Elle a, en mai 2026, 37 ans. Elle continue à diriger l'Inde en tant que capitaine. Son objectif déclaré est la Coupe du Monde féminine ICC 2025 — qui doit être organisée, enfin, en Inde, dans des sites incluant le Wankhede rénové. Elle s'est entraînée, selon une longue habitude, avec son frère et ses cousins à Moga chaque intersaison ; elle s'entraîne en plein air, sur un guichet préparé à la main, et elle frappe toujours le même coup en hauteur par-dessus le milieu du guichet profond qui a brisé l'Australie à Derby. Elle a déclaré, dans plusieurs interviews récentes, qu'elle prendra sa retraite lorsque l'Inde remportera une Coupe du Monde. L'Inde n'en a pas encore gagné. L'arithmétique, étant donné son âge et le calendrier féminin du BCCI annoncé jusqu'en 2027, est finement équilibrée.
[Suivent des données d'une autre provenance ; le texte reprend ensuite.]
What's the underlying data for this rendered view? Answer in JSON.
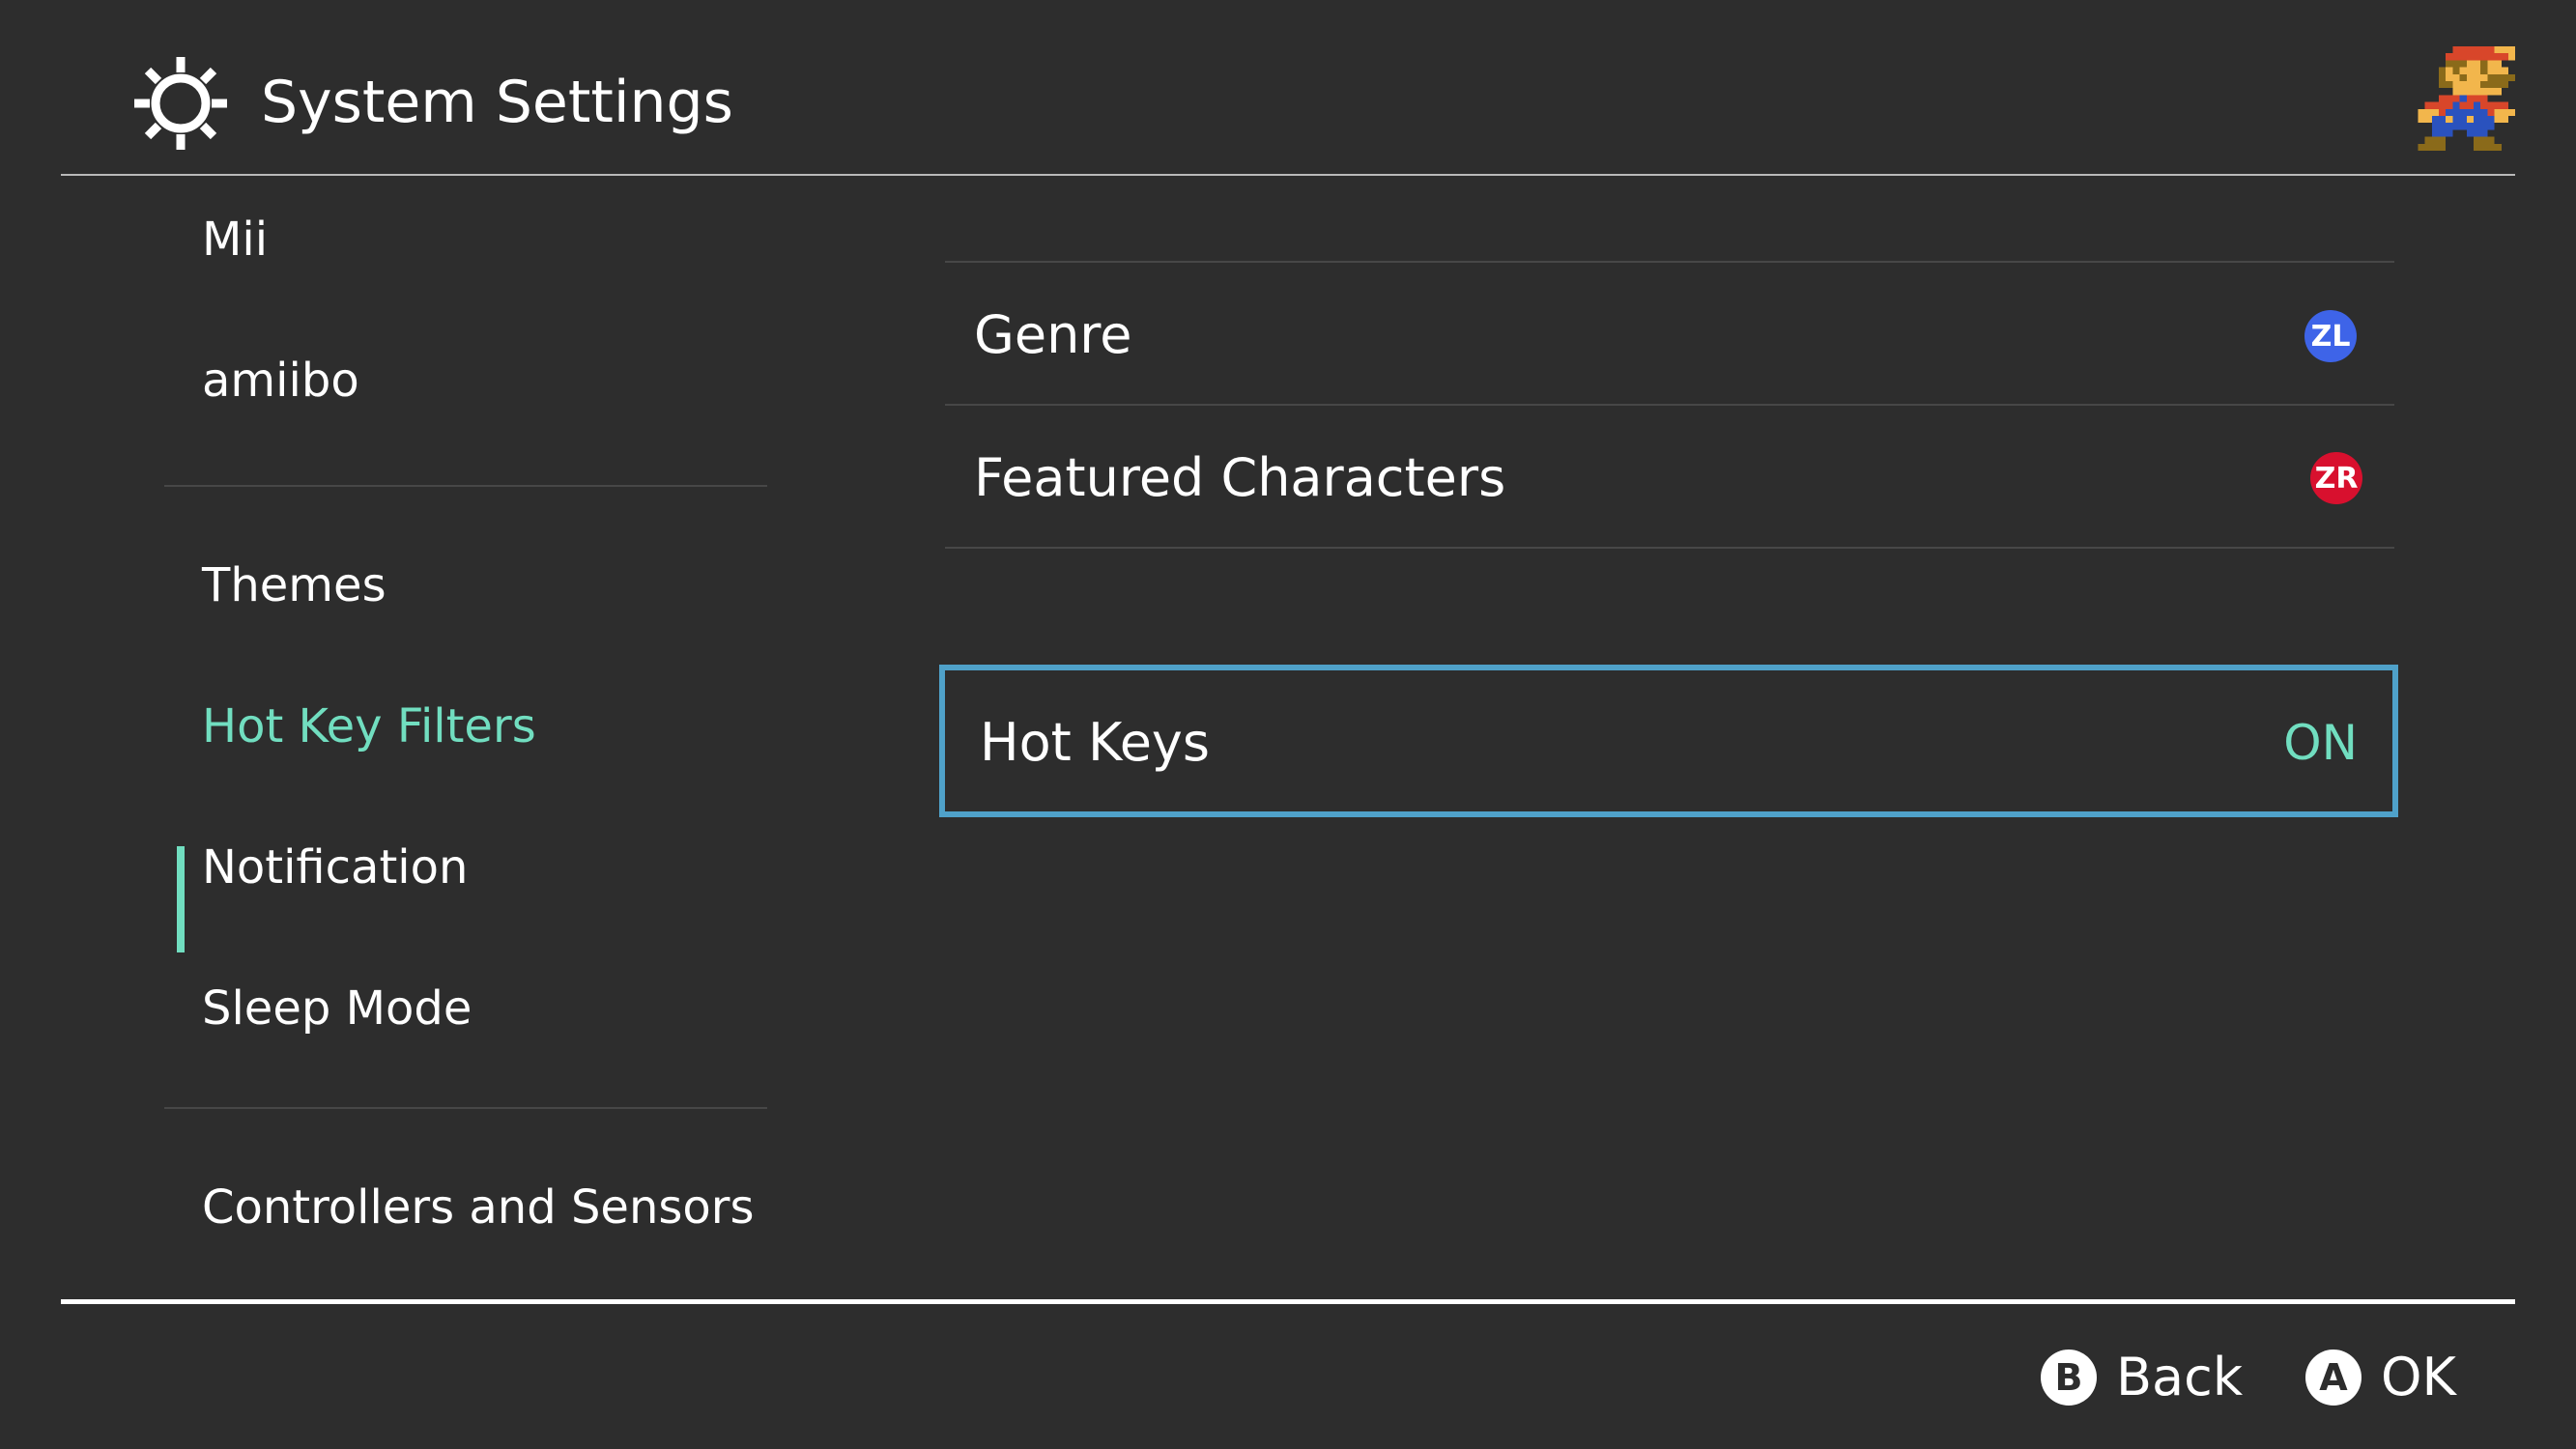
{
  "header": {
    "title": "System Settings",
    "icon": "gear-icon",
    "avatar": "mario-pixel-avatar"
  },
  "sidebar": {
    "items": [
      {
        "label": "Mii"
      },
      {
        "label": "amiibo"
      },
      {
        "label": "Themes"
      },
      {
        "label": "Hot Key Filters",
        "selected": true
      },
      {
        "label": "Notification"
      },
      {
        "label": "Sleep Mode"
      },
      {
        "label": "Controllers and Sensors"
      }
    ]
  },
  "content": {
    "rows": [
      {
        "label": "Genre",
        "button": "ZL",
        "button_color": "#3e64e8"
      },
      {
        "label": "Featured Characters",
        "button": "ZR",
        "button_color": "#d8102e"
      }
    ],
    "hotkeys": {
      "label": "Hot Keys",
      "value": "ON"
    }
  },
  "footer": {
    "back": {
      "button": "B",
      "label": "Back"
    },
    "ok": {
      "button": "A",
      "label": "OK"
    }
  },
  "colors": {
    "background": "#2d2d2d",
    "accent_teal": "#71dec0",
    "focus_border": "#4fa1c9"
  }
}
“J'ai attendu huit ans pour une manche. Je ne la gaspillerai pas en sortant.”— Harmanpreet Kaur, vestiaire après le 171* de Derby
“Elle a modernisé le rythme du jeu féminin en refusant simplement de jouer le jeu féminin.”— Charlotte Edwards, ancienne capitaine de l'Angleterre
“Quand elle balaie, le terrain devient plus petit. Je n'ai vu personne rétrécir une limite comme elle le fait.”— Mithali Raj, interview de 2022
| Personne | Pays | Étape | Âge / Donnée |
|---|---|---|---|
| Harmanpreet Kaur | 🇮🇳 Inde | 171* contre l'Australie, Coupe du Monde 2017 | 2009–présent |
| Mithali Raj | 🇮🇳 Inde | Ancienne capitaine de l'Inde, meilleure marqueuse de tous les temps | 1999–2022 |
| Meg Lanning | 🇦🇺 Australie | Plus grand nombre de trophées ICC en tant que capitaine | 2010–2023 |
| Heather Knight | 🏴 Angleterre | Capitaine victorieuse de la Coupe du Monde 2017 | 2010–présent |
| Smriti Mandhana | 🇮🇳 Inde | Ouvreure de l'Inde, capitaine WPL du RCB | 2013–présent |
Le 171* de Harmanpreet contre l'Australie — la manche de Derby
Harmanpreet Kaur — les temps forts de la capitaine
Son 171 pas éliminée sur 115 balles contre l'Australie lors de la demi-finale de la Coupe du Monde 2017 est la manche que les commentateurs anglais décrivent comme l'équivalent féminin du cricket de Botham à Headingley — elle a doublé l'audience télévisée mondiale pour ce sport en une seule heure.
Elle a mené les Mumbai Indians au titre inaugural de la Women's Premier League en 2023, une ligue commercialement possible grâce à sa propre décennie de plaidoyer public.